Tuesday, June 07, 2005

Transitional Mac to use both IBM, Intel chips

By JOHN MARKOFF AND LAURIE FLYNN

THE NEW YORK TIMES



SAN FRANCISCO -- Steve Jobs took the stage at Apple Computer's Worldwide Developer Conference yesterday to tell more than 3,000 of his most enthusiastic fans -- and occasionally also his harshest critics -- that he was giving them a new homework assignment: to rework their Macintosh programs to run on chips from Intel.


Apple's decision to shift the Mac microprocessor business to Intel, a longtime rival, after more than a decade with IBM was the latest bold maneuver in his eight years back at the Apple helm, a period in which he has reinvigorated the Macintosh line and overseen Apple's ascendancy in the digital-music business.


Jobs said the company would begin incorporating Intel chips in some Macs reaching the market next year and largely complete the changeover by 2007. For the transition, Apple will offer a new version of its operating system, Macintosh OS X Tiger, that will run on both IBM and Intel chips.
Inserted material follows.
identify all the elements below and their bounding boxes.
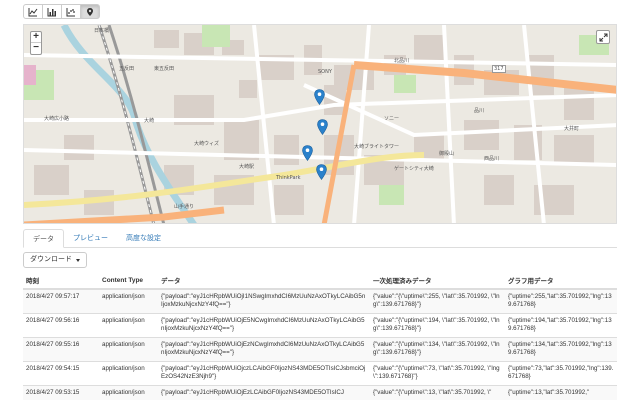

One immediate challenge will be to persuade his customers to continue to buy Mac computers based on IBM's PowerPC chip while they wait for the Intel versions to arrive. But in an interview after his presentation yesterday, Jobs said he believed that Apple would be able to navigate around that obstacle.


To hear Jobs describe it, the switch was a logical and straightforward business decision.


"It didn't feel to me like a long march," he said, describing a moment several months ago when he realized he would end his relationship with IBM He said it was an obvious decision for his small team of top managers. "There was a day when we looked at each other and said, 'this is the right thing to do.' "


Indeed, it was a contingency he had been preparing for since he returned to Apple, he told the developers yesterday. He showed a satellite map of Apple's corporate headquarters and pinpointed the building where a secret engineering project, code-named Marklar, had been tuning Apple's software on Intel-powered computers bought off the shelf.


"Macintosh OS X has been leading a secret double life for the past five years," he said.


Apple had been counting on a version of the PowerPC processor that required less power and produced less heat, but had not gotten one from IBM and its partner, Freescale Semiconductor.